なんでそんなものを司書の先生が!? どこから出したの!?
「ふむふむ、やはりか。あの時間に校舎にいた生徒は田山くんとボク、それと被害者の村井先輩だけのようだ」
捜査資料を読みながら、大岡さんは呟く。
「でも俺も大岡さんも事件に関係ないんじゃ、村井先輩は自殺だったってことになるよ」
「いいや、そうじゃない。これはれっきとした殺人事件だ。これを見たまえ」
大岡さんは捜査資料の中から検死報告書を俺に見せつけてきた。一瞬前に、クリップ留めされていた写真を抜き取ってから。おそらく、村井先輩の遺体を写した写真だったんだろう。
「頸骨が折れている。背中から顎に、斜めに向かう方向だ」
「でも、村井先輩は4階より上の位置から落ちたって書いてあるよ」
校舎は4階建てなので、屋上からの落下なら辻褄はあう。
「そんな高さから落ちたら首が折れても不思議じゃないでしょ」
「どうかな。田山は落下したのが村井先輩だとどうして分かった?」
「そりゃ、ひどい顔になっちゃってたけど、知ってる先輩だし」
「そうとも。ボクたちは村井先輩の顔を見た。つまり、先輩は落ちたとき仰向けだった」
「……? それがどうしたっていうんだ」
「人間がついうっかりか、あるいは誰かに突き飛ばされたかして、建物の上階から落ちたとする。どう落ちるね?」
「そりゃ、頭からでしょ」
普通足からは落ちない。なんとか衝撃を和らげようと体勢を変えようにも、4、5階程度では間に合わない。予め落ちることが分かっていれば、それも不可能じゃないんだろうけど。

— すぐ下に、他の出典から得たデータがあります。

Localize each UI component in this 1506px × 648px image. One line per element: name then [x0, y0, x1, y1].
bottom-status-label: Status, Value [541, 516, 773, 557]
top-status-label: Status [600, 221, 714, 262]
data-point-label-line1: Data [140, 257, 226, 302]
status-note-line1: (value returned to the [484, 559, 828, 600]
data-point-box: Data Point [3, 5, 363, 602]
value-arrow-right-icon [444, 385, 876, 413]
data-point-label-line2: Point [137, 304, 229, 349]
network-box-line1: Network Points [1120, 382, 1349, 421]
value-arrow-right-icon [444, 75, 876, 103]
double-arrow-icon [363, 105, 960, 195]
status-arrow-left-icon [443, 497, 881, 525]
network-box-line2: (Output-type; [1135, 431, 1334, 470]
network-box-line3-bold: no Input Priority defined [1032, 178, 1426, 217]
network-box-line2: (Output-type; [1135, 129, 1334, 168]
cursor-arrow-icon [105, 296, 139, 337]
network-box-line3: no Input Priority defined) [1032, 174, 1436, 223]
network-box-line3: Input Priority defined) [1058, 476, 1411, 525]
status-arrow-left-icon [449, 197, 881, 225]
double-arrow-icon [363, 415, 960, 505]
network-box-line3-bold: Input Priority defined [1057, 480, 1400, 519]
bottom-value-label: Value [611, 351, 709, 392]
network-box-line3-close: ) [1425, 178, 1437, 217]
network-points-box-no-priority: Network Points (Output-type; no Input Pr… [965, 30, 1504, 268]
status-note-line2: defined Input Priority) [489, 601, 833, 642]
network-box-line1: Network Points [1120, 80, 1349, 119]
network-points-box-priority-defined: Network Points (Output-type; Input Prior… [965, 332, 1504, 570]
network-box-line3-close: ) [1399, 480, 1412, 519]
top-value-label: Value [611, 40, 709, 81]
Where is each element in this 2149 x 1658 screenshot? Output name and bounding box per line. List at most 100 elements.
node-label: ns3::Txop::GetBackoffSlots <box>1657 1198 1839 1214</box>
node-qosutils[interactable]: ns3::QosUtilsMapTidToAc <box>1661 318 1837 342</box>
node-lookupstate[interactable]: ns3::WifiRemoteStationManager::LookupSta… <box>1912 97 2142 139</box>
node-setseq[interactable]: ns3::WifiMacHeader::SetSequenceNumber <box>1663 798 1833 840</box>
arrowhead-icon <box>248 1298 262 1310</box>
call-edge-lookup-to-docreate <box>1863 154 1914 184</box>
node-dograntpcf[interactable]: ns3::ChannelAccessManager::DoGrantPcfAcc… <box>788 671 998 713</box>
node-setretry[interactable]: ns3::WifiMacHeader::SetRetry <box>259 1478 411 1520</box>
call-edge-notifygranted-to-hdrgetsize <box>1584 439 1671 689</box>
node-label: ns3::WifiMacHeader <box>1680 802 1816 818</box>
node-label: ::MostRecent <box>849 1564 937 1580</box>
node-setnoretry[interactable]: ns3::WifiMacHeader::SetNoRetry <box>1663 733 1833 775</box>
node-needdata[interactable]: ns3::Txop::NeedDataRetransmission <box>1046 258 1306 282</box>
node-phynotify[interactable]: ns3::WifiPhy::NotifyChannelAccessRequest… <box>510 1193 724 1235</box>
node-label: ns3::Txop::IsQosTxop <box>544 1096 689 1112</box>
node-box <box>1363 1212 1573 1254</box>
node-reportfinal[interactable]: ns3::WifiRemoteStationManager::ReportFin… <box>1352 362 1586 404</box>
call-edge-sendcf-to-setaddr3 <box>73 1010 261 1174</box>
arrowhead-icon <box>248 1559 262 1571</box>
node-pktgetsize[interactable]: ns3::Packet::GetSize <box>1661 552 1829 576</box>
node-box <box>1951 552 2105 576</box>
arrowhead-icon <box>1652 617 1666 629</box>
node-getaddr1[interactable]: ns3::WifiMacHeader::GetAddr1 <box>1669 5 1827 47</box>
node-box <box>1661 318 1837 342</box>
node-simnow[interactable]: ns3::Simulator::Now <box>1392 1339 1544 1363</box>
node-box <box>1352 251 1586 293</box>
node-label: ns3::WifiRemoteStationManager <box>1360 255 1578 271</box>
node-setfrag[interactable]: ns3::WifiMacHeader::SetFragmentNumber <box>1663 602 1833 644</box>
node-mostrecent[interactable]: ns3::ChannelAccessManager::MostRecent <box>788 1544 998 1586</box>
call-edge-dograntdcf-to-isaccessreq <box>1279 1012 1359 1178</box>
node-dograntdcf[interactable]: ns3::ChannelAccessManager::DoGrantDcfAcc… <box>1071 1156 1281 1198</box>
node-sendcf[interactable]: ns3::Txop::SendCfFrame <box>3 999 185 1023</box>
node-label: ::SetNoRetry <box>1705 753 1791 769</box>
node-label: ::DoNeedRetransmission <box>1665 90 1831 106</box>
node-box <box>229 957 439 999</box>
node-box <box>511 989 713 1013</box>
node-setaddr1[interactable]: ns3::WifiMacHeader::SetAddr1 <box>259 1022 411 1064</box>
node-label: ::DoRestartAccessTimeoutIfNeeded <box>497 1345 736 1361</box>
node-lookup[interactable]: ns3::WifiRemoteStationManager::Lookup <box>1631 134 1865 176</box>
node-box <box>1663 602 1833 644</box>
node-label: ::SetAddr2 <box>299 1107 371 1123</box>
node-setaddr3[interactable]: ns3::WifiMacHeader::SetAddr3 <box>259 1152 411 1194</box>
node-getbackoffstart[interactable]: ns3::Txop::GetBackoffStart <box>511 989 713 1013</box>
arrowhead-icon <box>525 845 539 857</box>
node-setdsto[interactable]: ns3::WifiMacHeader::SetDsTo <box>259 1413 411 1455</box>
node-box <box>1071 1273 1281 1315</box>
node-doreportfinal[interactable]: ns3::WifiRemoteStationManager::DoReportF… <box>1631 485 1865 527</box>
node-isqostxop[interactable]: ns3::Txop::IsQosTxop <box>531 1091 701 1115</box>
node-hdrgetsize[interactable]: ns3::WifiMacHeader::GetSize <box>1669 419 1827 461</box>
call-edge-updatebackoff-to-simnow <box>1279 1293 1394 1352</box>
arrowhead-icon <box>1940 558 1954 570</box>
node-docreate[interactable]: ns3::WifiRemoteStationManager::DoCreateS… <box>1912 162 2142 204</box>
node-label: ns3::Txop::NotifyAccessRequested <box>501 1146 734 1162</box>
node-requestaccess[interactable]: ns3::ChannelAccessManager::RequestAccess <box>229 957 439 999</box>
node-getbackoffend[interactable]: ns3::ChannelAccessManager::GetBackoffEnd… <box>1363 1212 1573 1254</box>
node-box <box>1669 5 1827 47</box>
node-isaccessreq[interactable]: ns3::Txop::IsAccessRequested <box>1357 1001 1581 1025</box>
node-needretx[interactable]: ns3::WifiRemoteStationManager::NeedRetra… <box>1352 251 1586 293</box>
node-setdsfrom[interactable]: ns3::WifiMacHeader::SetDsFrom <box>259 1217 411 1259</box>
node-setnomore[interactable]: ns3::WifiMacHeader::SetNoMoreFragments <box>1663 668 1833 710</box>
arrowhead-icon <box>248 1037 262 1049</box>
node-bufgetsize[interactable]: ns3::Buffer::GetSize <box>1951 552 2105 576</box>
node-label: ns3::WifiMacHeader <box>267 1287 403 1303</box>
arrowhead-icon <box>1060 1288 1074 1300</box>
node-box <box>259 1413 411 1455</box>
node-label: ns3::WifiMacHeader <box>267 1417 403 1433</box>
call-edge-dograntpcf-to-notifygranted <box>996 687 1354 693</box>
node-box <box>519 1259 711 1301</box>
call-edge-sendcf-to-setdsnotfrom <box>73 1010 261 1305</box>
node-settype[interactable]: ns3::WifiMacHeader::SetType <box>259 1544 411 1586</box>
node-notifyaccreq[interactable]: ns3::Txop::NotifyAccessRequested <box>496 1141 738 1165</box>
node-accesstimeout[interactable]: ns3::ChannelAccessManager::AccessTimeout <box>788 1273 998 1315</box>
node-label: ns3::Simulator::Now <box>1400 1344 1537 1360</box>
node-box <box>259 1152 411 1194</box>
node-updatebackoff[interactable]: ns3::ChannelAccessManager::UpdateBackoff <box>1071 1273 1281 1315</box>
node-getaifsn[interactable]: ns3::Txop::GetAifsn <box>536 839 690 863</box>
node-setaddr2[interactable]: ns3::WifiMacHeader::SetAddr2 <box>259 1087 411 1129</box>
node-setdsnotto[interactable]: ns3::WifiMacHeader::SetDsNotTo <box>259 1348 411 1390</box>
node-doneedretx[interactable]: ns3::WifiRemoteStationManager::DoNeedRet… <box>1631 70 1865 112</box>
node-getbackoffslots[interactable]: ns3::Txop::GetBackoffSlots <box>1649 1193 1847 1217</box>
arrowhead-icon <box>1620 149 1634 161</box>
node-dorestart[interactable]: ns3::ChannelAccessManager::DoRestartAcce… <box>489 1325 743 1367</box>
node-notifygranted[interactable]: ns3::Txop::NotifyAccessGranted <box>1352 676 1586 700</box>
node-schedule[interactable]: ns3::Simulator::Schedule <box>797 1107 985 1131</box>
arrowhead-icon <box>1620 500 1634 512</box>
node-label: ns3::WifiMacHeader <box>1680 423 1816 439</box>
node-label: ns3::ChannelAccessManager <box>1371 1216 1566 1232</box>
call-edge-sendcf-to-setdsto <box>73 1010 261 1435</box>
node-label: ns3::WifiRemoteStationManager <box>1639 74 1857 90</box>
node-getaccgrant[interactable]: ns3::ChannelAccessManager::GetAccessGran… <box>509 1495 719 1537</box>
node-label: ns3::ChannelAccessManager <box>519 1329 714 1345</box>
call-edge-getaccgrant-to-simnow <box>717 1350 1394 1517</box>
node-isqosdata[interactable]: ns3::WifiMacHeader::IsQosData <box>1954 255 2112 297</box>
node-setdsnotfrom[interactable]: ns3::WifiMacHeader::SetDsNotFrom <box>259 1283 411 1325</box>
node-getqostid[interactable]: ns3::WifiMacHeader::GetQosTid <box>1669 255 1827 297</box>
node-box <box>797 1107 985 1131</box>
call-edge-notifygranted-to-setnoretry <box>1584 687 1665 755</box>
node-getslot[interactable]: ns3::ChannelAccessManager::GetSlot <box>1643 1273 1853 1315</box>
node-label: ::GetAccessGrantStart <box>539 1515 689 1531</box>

「そうとも。落ちた人間は後頭部を地面に激しく打ち付けるわけだな」
大岡さんが俺の後頭部を軽く小突く。
顎がガンと前に出て、首が曲がった。
「だが、それなら骨は後頭部から胸に向かう方向で折れるはずだ。これでは折れ方が逆じゃあないか」
「じゃあ前から落ちたとか? 後頭部じゃなくておでこをぶつけたとか」
「確かに前から落ちればそうなる。だけど、それなら額に痕が残るはずだし、何よりボクらが見たのは仰向けになっていた先輩だ。それは事実に反する」
首の折れ方は前向きに落ちたことを示し、見ていた事実は後ろから落ちたことを示している。つまり……?
「村井先輩は犯人に絞殺されたんだ。頸骨が折れたのはその時だろうね。犯人は村井先輩を殺害した直後、窓から投げて中庭に落とした」
何のために、というのは野暮だろう。
村井先輩を殺した罪を、あの時校舎のすぐ上、屋上にいた俺に被せるためだ。